This book documents the primary role of acute hunger (semi- and frank starvation) in the ‘fulminant’ malaria epidemics that repeatedly afflicted the northwest plains of British India through the first half of colonial rule. Using Punjab vital registration data and regression analysis it also tracks the marked decline in annual malaria mortality after 1908 with the control of famine, despite continuing post-monsoonal malaria transmission across the province.
The study establishes a time-series of annual malaria mortality estimates for each of the 23 plains districts of colonial Punjab province between 1868 and 1947 and for the early post-Independence years (1948-60) in (East) Punjab State. It goes on to investigate the political imperatives motivating malaria policy shifts on the part of the British Raj. This work reclaims the role of hunger in Punjab malaria mortality history and, in turn, raises larger epistemic questions regarding the adequacy of modern concepts of nutrition and epidemic causation in historical and demographic analysis.

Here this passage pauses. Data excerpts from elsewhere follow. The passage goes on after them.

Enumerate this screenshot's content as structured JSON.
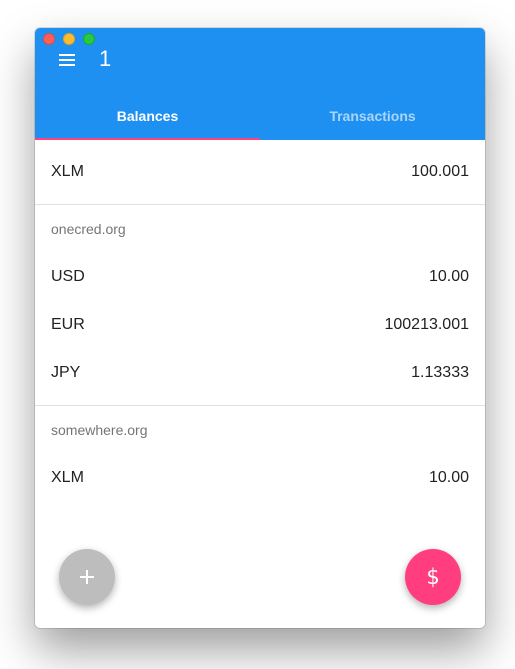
{
  "app": {
    "title": "1"
  },
  "tabs": [
    {
      "label": "Balances",
      "active": true
    },
    {
      "label": "Transactions",
      "active": false
    }
  ],
  "native_balance": {
    "asset": "XLM",
    "amount": "100.001"
  },
  "groups": [
    {
      "issuer": "onecred.org",
      "balances": [
        {
          "asset": "USD",
          "amount": "10.00"
        },
        {
          "asset": "EUR",
          "amount": "100213.001"
        },
        {
          "asset": "JPY",
          "amount": "1.13333"
        }
      ]
    },
    {
      "issuer": "somewhere.org",
      "balances": [
        {
          "asset": "XLM",
          "amount": "10.00"
        }
      ]
    }
  ],
  "fabs": {
    "add_icon": "plus-icon",
    "pay_icon": "dollar-icon",
    "pay_glyph": "$"
  },
  "colors": {
    "appbar": "#1e90f2",
    "tab_indicator": "#ff4081",
    "fab_pay": "#ff3d7f",
    "fab_add": "#bdbdbd"
  }
}
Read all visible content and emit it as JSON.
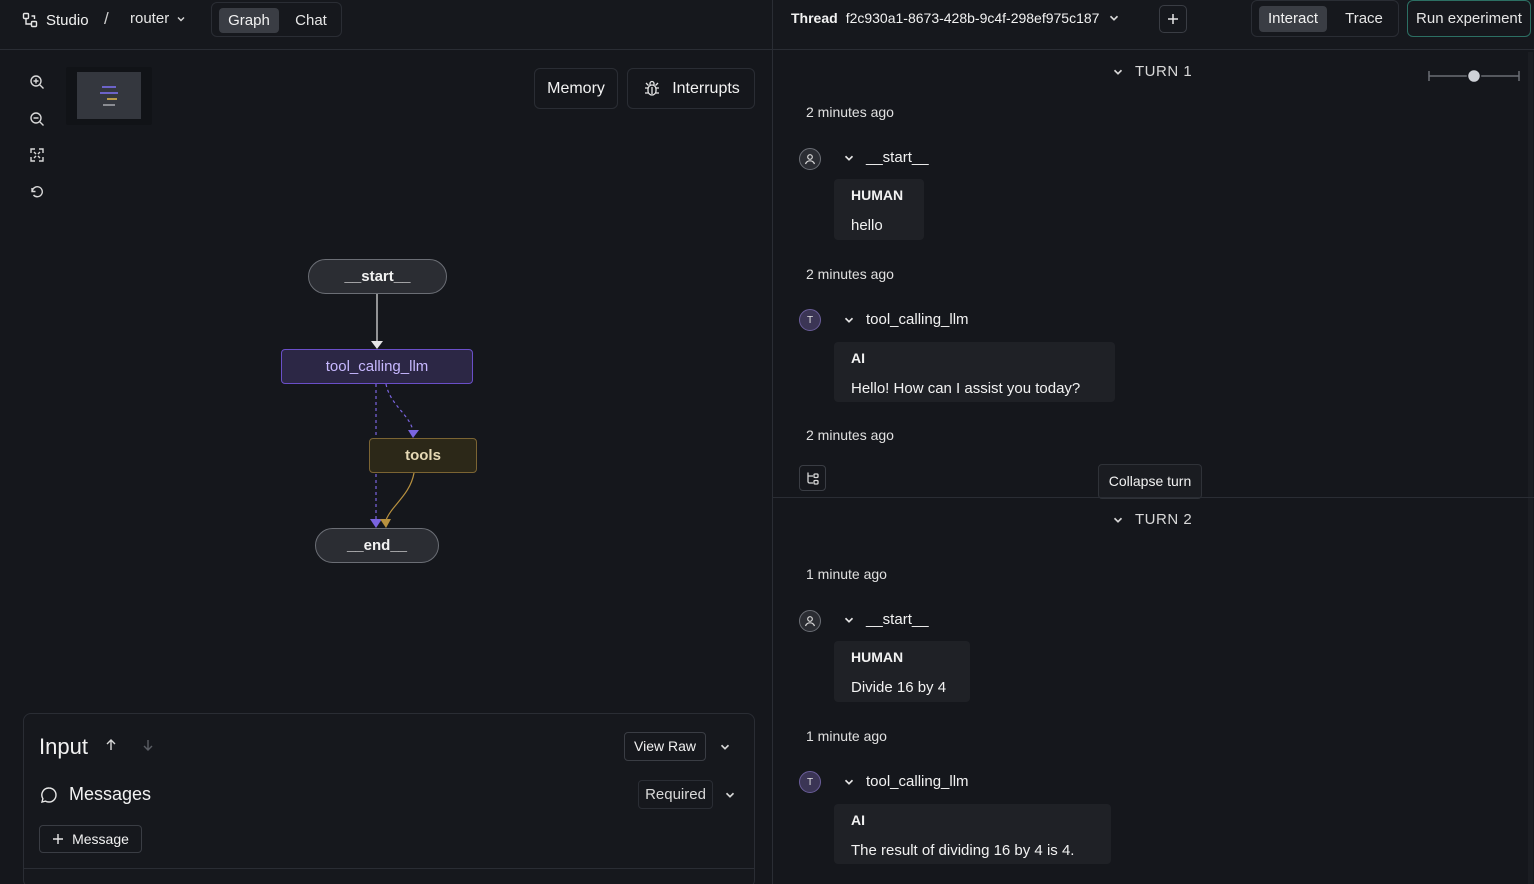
{
  "topbar": {
    "app_name": "Studio",
    "separator": "/",
    "graph_name": "router",
    "view_tabs": [
      {
        "label": "Graph",
        "active": true
      },
      {
        "label": "Chat",
        "active": false
      }
    ],
    "thread_label": "Thread",
    "thread_id": "f2c930a1-8673-428b-9c4f-298ef975c187",
    "mode_tabs": [
      {
        "label": "Interact",
        "active": true
      },
      {
        "label": "Trace",
        "active": false
      }
    ],
    "run_experiment_label": "Run experiment"
  },
  "graph_panel": {
    "toolbar_icons": [
      "zoom-in-icon",
      "zoom-out-icon",
      "fit-view-icon",
      "reset-icon"
    ],
    "memory_label": "Memory",
    "interrupts_label": "Interrupts",
    "nodes": {
      "start": "__start__",
      "llm": "tool_calling_llm",
      "tools": "tools",
      "end": "__end__"
    }
  },
  "input_panel": {
    "title": "Input",
    "view_raw_label": "View Raw",
    "messages_label": "Messages",
    "required_label": "Required",
    "add_message_label": "Message"
  },
  "thread": {
    "collapse_tooltip": "Collapse turn",
    "turns": [
      {
        "label": "TURN 1",
        "steps": [
          {
            "time": "2 minutes ago",
            "node": "__start__",
            "avatar": "user",
            "role": "HUMAN",
            "text": "hello"
          },
          {
            "time": "2 minutes ago",
            "node": "tool_calling_llm",
            "avatar": "T",
            "role": "AI",
            "text": "Hello! How can I assist you today?"
          }
        ],
        "end_time": "2 minutes ago"
      },
      {
        "label": "TURN 2",
        "steps": [
          {
            "time": "1 minute ago",
            "node": "__start__",
            "avatar": "user",
            "role": "HUMAN",
            "text": "Divide 16 by 4"
          },
          {
            "time": "1 minute ago",
            "node": "tool_calling_llm",
            "avatar": "T",
            "role": "AI",
            "text": "The result of dividing 16 by 4 is 4."
          }
        ]
      }
    ]
  },
  "colors": {
    "background": "#15171c",
    "llm_node": "#6a4fc8",
    "tools_node": "#7b6433",
    "run_button_border": "#2c6f63"
  }
}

Part of The Social History of Health and Medicine in South Asia series, this book will be useful to scholars and researchers of colonial history, modern history, social medicine, social anthropology and public health.
Table of Contents
1. Introduction PART I. Epidemic Malaria in Punjab: The Rain-‘Scarcity’ Model 2. Malaria in the Punjab (1911) 3. Theoretical and Methodological Issues 4. Testing the Rain-Price Epidemic Model 5. Outliers to the Rain-Price Epidemic Model 6. Mechanisms of ‘Intense’ Malaria PART II. Colonial Malaria Control: Policy and Practice 7. Pre-1909 Malaria Policy 8. The ‘Human Factor’ Articulated 9. Post-Simla: Malaria Control in Practice PART III. Shifts in Food Security, 1868-1947 10. Relief of ‘Established’ Famine: 1880-1900 11. The Shift to Famine Prevention 12. Acute Hunger and Malaria Lethality: ‘Test’ Cases Post-1940 13. Conclusion. Appendix. Bibliography
Sheila Zurbrigg is a physician and independent scholar based in Toronto, Canada. Her health history research investigates rising life expectancy in South Asian history in relation to food security. She has served as Short-Term Epidemiologist for the World Health Organization, Smallpox Eradication Program, Uttar Pradesh and Coordinator, Village Health Worker Program, Madurai, Tamil Nadu, India. She has also held appointments as Adjunct Professor, International Development Studies, Dalhousie University, Halifax, Nova Scotia, Canada; Visiting Scholar, York University, Toronto, Canada; and Visiting Scholar, Jawaharlal Nehru University, New Delhi, India. Her work with traditional village midwives in rural Tamil Nadu (1975–79) led to the analysis of child survival in contemporary India in relation to food security and conditions of women’s work. In 1985, she turned to South Asian health history research, funded by the Social Sciences and Humanities Research Council (Ottawa), and is currently investigating the epistemic shifts leading to loss of understanding of the role of acute hunger in the region’s malaria mortality history. Among her forthcoming work is her second monograph Uncoupling Disease and Destitution: The Case of South Asian Malaria History.